A network like this is, in fact, being deployed by the Las Cumbres Observatory Global Telescope Network, working in collaboration with SUPA/St Andrews (Scottish Universities Physics Alliance). These are 1- and 2-meter instruments, with three telescopes each in Chile, Australia and South Africa, and one each in Hawaii and Texas. Working with a telescope in the Canary Islands and supplementing its data with several other southern hemisphere instruments, the network, according to Yock and colleagues, ought to be able to help us not only detect Earth-sized planets but measure them at substantial distances from their star. Says Yock:

“Our proposal is to measure the number of Earth-mass planets orbiting stars at distances typically twice the Sun-Earth distance. Our planets will therefore be cooler than the Earth. By interpolating between the Kepler and MOA results, we should get a good estimate of the number of Earth-like, habitable planets in the Galaxy. We anticipate a number in the order of 100 billion.”

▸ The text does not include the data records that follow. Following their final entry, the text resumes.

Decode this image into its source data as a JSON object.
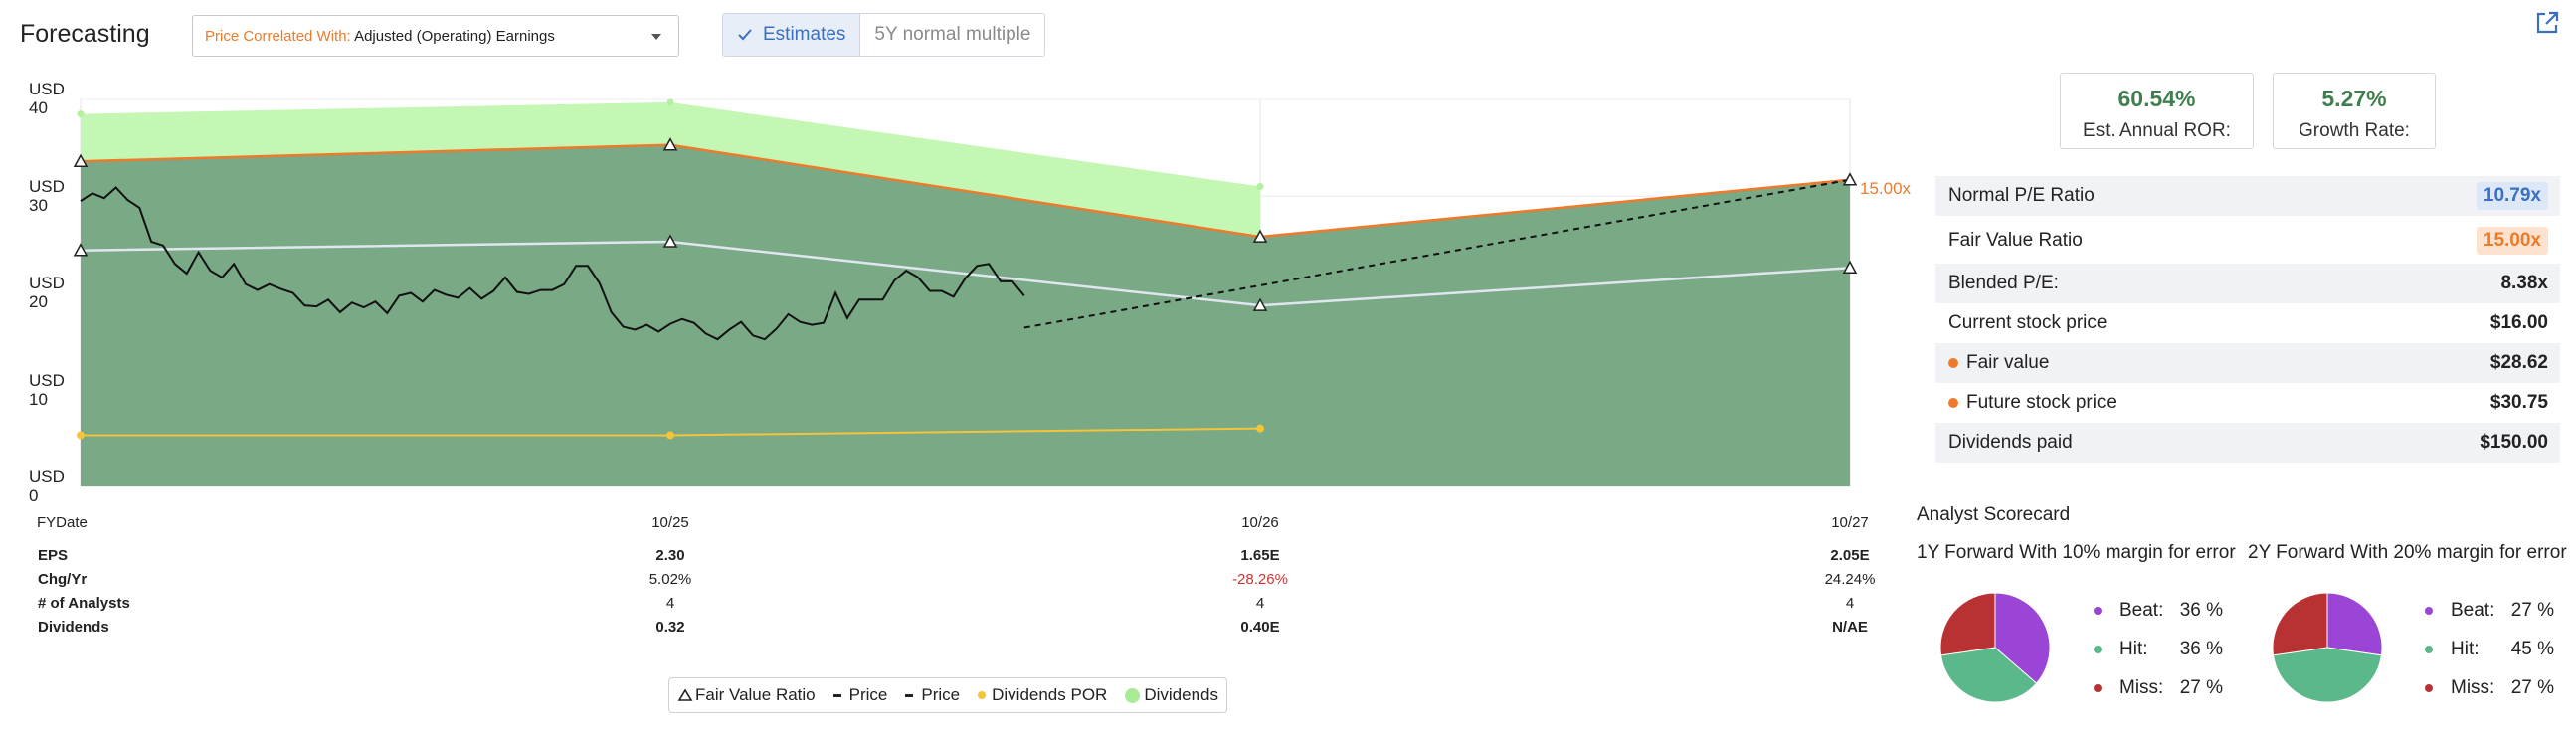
{
  "header": {
    "title": "Forecasting",
    "correlation_label": "Price Correlated With:",
    "correlation_value": "Adjusted (Operating) Earnings",
    "estimates_label": "Estimates",
    "normal_multiple_label": "5Y normal multiple"
  },
  "chart_data": {
    "type": "area",
    "y_axis": {
      "unit": "USD",
      "ticks": [
        40,
        30,
        20,
        10,
        0
      ],
      "ylim": [
        0,
        43
      ]
    },
    "x_labels": [
      "10/25",
      "10/26",
      "10/27"
    ],
    "x_header": "FYDate",
    "end_label": "15.00x",
    "series": [
      {
        "name": "Dividends",
        "color": "#c3f7b3",
        "x": [
          0,
          1,
          2
        ],
        "y": [
          38.5,
          39.7,
          31.0
        ]
      },
      {
        "name": "Fair Value Ratio",
        "color": "#ee7a2a",
        "x": [
          0,
          1,
          2,
          3
        ],
        "y": [
          33.6,
          35.3,
          25.8,
          31.7
        ]
      },
      {
        "name": "Price",
        "color": "#dfe6f0",
        "x": [
          0,
          1,
          2,
          3
        ],
        "y": [
          24.4,
          25.3,
          18.7,
          22.6
        ]
      },
      {
        "name": "Dividends POR",
        "color": "#f4c43a",
        "x": [
          0,
          1,
          2
        ],
        "y": [
          5.3,
          5.3,
          6.0
        ]
      },
      {
        "name": "Price",
        "color": "#000000",
        "x": [
          0.0,
          0.02,
          0.04,
          0.06,
          0.08,
          0.1,
          0.12,
          0.14,
          0.16,
          0.18,
          0.2,
          0.22,
          0.24,
          0.26,
          0.28,
          0.3,
          0.32,
          0.34,
          0.36,
          0.38,
          0.4,
          0.42,
          0.44,
          0.46,
          0.48,
          0.5,
          0.52,
          0.54,
          0.56,
          0.58,
          0.6,
          0.62,
          0.64,
          0.66,
          0.68,
          0.7,
          0.72,
          0.74,
          0.76,
          0.78,
          0.8,
          0.82,
          0.84,
          0.86,
          0.88,
          0.9,
          0.92,
          0.94,
          0.96,
          0.98,
          1.0,
          1.02,
          1.04,
          1.06,
          1.08,
          1.1,
          1.12,
          1.14,
          1.16,
          1.18,
          1.2,
          1.22,
          1.24,
          1.26,
          1.28,
          1.3,
          1.32,
          1.34,
          1.36,
          1.38,
          1.4,
          1.42,
          1.44,
          1.46,
          1.48,
          1.5,
          1.52,
          1.54,
          1.56,
          1.58,
          1.6
        ],
        "y": [
          29.5,
          30.3,
          29.8,
          30.9,
          29.6,
          28.8,
          25.3,
          24.9,
          23.0,
          22.0,
          24.2,
          22.3,
          21.6,
          23.0,
          20.9,
          20.3,
          20.9,
          20.4,
          20.0,
          18.7,
          18.6,
          19.3,
          18.0,
          19.0,
          18.5,
          19.1,
          17.9,
          19.7,
          20.0,
          19.1,
          20.3,
          19.8,
          19.5,
          20.5,
          19.4,
          20.2,
          21.6,
          20.1,
          19.9,
          20.3,
          20.3,
          20.9,
          22.8,
          22.8,
          21.0,
          18.0,
          16.5,
          16.2,
          16.7,
          16.0,
          16.8,
          17.3,
          16.9,
          15.8,
          15.2,
          16.2,
          17.0,
          15.6,
          15.2,
          16.3,
          17.8,
          17.0,
          16.7,
          16.9,
          20.0,
          17.4,
          19.3,
          19.3,
          19.3,
          21.3,
          22.3,
          21.6,
          20.2,
          20.2,
          19.6,
          21.5,
          22.8,
          23.0,
          21.2,
          21.2,
          19.7
        ]
      },
      {
        "name": "Price",
        "color": "#000000",
        "x": [
          1.6,
          3
        ],
        "y": [
          16.4,
          31.7
        ]
      }
    ],
    "legend": [
      "Fair Value Ratio",
      "Price",
      "Price",
      "Dividends POR",
      "Dividends"
    ]
  },
  "table": {
    "rows": [
      {
        "label": "EPS",
        "values": [
          "2.30",
          "1.65E",
          "2.05E"
        ]
      },
      {
        "label": "Chg/Yr",
        "values": [
          "5.02%",
          "-28.26%",
          "24.24%"
        ]
      },
      {
        "label": "# of Analysts",
        "values": [
          "4",
          "4",
          "4"
        ]
      },
      {
        "label": "Dividends",
        "values": [
          "0.32",
          "0.40E",
          "N/AE"
        ]
      }
    ]
  },
  "stats": [
    {
      "value": "60.54%",
      "label": "Est. Annual ROR:"
    },
    {
      "value": "5.27%",
      "label": "Growth Rate:"
    }
  ],
  "metrics": [
    {
      "label": "Normal P/E Ratio",
      "value": "10.79x"
    },
    {
      "label": "Fair Value Ratio",
      "value": "15.00x"
    },
    {
      "label": "Blended P/E:",
      "value": "8.38x"
    },
    {
      "label": "Current stock price",
      "value": "$16.00"
    },
    {
      "label": "Fair value",
      "value": "$28.62"
    },
    {
      "label": "Future stock price",
      "value": "$30.75"
    },
    {
      "label": "Dividends paid",
      "value": "$150.00"
    }
  ],
  "scorecard": {
    "title": "Analyst Scorecard",
    "charts": [
      {
        "subtitle": "1Y Forward With 10% margin for error",
        "items": [
          {
            "label": "Beat:",
            "pct": "36 %",
            "value": 36,
            "color": "#9b45d6"
          },
          {
            "label": "Hit:",
            "pct": "36 %",
            "value": 36,
            "color": "#5bb88a"
          },
          {
            "label": "Miss:",
            "pct": "27 %",
            "value": 27,
            "color": "#b83234"
          }
        ]
      },
      {
        "subtitle": "2Y Forward With 20% margin for error",
        "items": [
          {
            "label": "Beat:",
            "pct": "27 %",
            "value": 27,
            "color": "#9b45d6"
          },
          {
            "label": "Hit:",
            "pct": "45 %",
            "value": 45,
            "color": "#5bb88a"
          },
          {
            "label": "Miss:",
            "pct": "27 %",
            "value": 27,
            "color": "#b83234"
          }
        ]
      }
    ]
  }
}
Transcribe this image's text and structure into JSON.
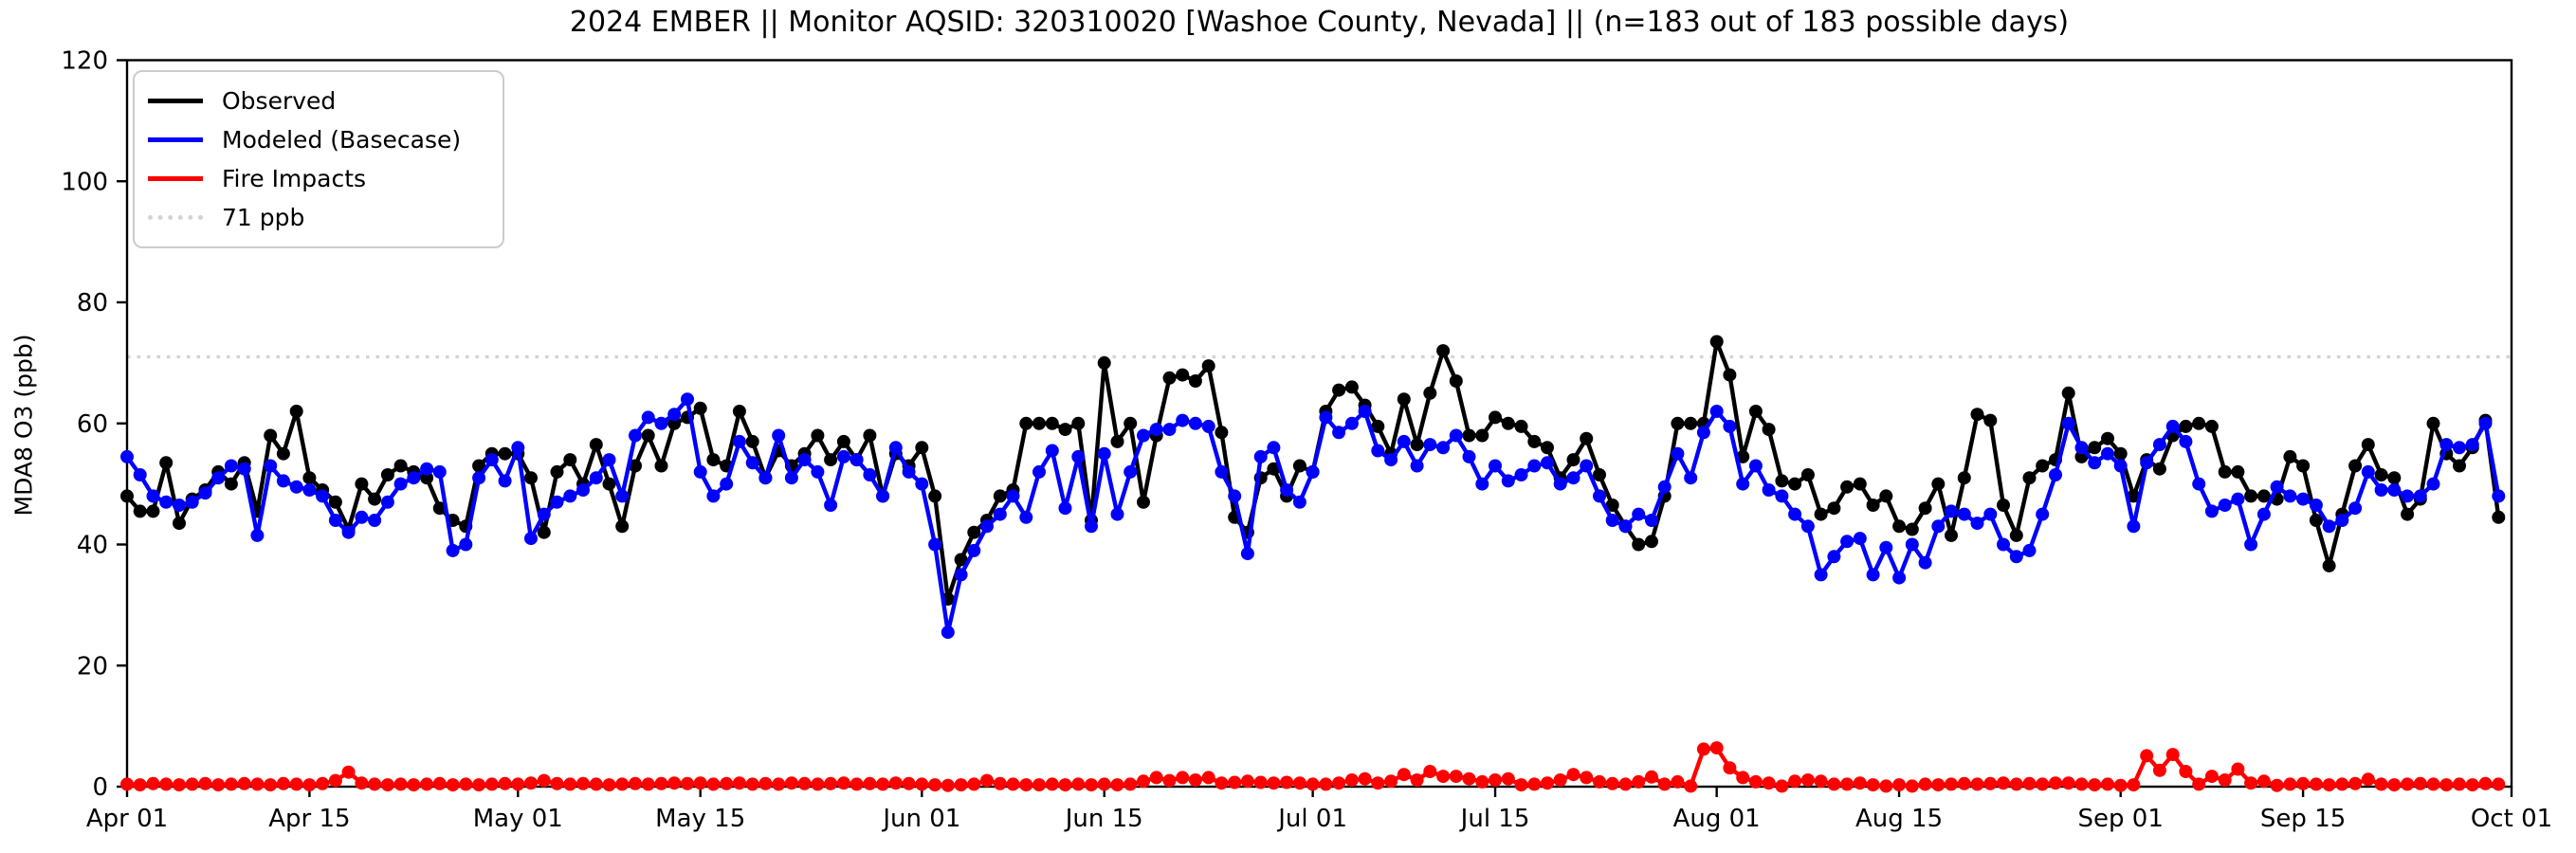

It’s an intriguing idea. The Kepler effort is all about developing a statistical read on how often Earth-class planets occur in the galaxy by looking at a huge number of stars. Yock’s work demonstrates that low-mass planets can come out of microlensing observations through continuous network monitoring. The paper notes that in recent times, about 10 events with magnifications over 200 have been detected by MOA and OGLE every year. Dropping the magnification requirement to 50 should quadruple the detection rate, allowing us to develop an independent check on measurements made by radial velocity and transit studies.

Consider how useful microlensing can be. We are not burdened, as with radial velocity and transits, with a measurement more sensitive to larger worlds closer to their host stars. The planets thus far detected through microlensing have had masses ranging from a few Earth masses to a few Jupiter masses, while their separation from their hosts has been on the order of several AU. This provides, says the paper, ‘a representative sample of the distribution of planets between us and the centre of the Galaxy that orbit a relatively unbiased sample of host stars.’

Thus we can supplement other ways of estimating the abundance of cool planets in the Milky Way by developing a statistically significant sample of detections through the kind of microlensing events Yock describes. The paper is Abe et al., “Extending the Planetary Mass Function to Earth Mass by Microlensing at Moderately High Magni?cation,” accepted for publication at Monthly Notices of the Royal Astronomical Society (preprint).